70 kilos en plus c’est lourd c’est le poids d’un homme. J’ai toujours un homme sur moi en plus de moi depuis 15 ans.

Parfois je prends le téléphone pour parler à quelqu’un, peut-être pour dire pour raconter, j’ai l’idée d’appeler Isabelle ou Roxanne ou quelqu’un. Au bout de vingt minutes je pose le téléphone et repars dans le couloir.

Quand j’avais 12-13 ans je croyais à l’amour et tomber amoureuse, celui qui te protège, donc le plus fort, mais c’est le mauvais choix.

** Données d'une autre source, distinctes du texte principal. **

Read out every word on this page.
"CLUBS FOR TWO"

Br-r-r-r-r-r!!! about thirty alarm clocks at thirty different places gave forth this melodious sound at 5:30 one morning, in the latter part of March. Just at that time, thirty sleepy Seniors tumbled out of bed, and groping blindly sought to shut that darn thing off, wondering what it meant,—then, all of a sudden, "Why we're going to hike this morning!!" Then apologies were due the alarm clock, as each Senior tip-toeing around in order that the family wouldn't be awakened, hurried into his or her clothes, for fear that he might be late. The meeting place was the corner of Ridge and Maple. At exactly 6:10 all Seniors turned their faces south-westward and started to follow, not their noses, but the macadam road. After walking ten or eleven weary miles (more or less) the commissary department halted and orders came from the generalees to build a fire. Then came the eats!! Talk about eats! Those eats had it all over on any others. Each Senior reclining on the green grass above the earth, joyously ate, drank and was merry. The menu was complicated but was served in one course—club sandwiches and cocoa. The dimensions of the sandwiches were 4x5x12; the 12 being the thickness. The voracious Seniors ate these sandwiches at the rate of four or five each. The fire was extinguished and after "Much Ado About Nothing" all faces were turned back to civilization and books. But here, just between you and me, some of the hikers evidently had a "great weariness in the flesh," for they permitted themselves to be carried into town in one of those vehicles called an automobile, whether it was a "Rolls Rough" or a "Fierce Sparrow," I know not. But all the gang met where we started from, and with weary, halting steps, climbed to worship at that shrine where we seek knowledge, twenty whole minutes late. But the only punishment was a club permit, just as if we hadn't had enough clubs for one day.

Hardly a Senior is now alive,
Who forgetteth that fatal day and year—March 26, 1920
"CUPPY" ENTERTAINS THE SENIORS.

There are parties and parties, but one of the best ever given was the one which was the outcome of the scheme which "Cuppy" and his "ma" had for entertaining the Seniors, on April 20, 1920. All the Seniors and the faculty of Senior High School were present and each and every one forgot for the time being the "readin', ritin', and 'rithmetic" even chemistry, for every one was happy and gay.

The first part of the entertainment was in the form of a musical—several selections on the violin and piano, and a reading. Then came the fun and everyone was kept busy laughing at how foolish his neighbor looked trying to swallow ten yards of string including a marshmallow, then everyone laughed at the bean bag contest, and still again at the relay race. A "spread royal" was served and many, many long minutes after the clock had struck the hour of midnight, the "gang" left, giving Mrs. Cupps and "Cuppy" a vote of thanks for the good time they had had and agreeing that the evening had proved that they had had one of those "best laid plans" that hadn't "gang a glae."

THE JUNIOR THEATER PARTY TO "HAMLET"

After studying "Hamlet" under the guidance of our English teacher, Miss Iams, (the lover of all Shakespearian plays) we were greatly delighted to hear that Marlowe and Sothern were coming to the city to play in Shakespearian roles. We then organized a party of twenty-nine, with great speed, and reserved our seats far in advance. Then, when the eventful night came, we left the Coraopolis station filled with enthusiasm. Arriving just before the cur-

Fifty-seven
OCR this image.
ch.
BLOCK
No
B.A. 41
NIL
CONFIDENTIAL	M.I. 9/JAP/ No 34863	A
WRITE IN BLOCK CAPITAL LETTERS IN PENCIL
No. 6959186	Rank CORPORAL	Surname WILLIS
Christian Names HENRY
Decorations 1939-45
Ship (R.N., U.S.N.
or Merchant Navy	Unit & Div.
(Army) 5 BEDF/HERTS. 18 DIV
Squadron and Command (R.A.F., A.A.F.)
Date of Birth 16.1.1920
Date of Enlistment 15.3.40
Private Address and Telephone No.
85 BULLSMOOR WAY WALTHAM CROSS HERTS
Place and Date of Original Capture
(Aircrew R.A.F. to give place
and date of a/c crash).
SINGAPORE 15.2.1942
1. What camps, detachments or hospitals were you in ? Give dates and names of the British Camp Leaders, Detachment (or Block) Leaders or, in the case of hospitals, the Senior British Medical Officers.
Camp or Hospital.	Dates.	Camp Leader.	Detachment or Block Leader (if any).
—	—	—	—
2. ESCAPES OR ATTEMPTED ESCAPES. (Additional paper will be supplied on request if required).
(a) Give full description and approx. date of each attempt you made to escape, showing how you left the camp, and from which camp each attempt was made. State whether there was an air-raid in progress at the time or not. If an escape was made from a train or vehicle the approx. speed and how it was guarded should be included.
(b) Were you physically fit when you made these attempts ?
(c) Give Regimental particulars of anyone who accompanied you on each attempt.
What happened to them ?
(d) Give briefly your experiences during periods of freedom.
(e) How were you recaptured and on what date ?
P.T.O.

Je lavais mes cheveux quand j’avais rendez-vous avec toi.

Je sentais bon.

Chaque garçon attendait son tour. Le pantalon en bas. La cave puante le matelas défoncé et les caisses.

J’étais là.

Je sors de moi je ne sens plus rien. Tu peux entendre le bruit de mes pantoufles qui traînent sur le lino.

Je m’assois par terre étourdie.

3

C’est tout noir et marche devant seule droite, avance en face debout.

15 ans après encore un viol. On me fait tourner dans la salle d’audience sous les yeux du juge. 10 acquittés, 4 condamnés, 14 hommes sur mon corps. Les mineurs, leur jugement c’est pour plus tard. Encore plus tard. Mineure, majeure. 15 ans c’est quoi ?

Et combien dans mon corps ?

Un an maximum. Autant dire rien, même s’il y a un chiffre. Moi c’est perpète depuis 15 ans.

Un autre est recherché, sa peine sera plus lourde. Mais pas pour moi.

C’est pour sa femme assassinée, son fils enlevé et séquestré.

Moi aussi assassinée, j’avais 15 ans.

Ça ne compte pas je suis encore vivante depuis.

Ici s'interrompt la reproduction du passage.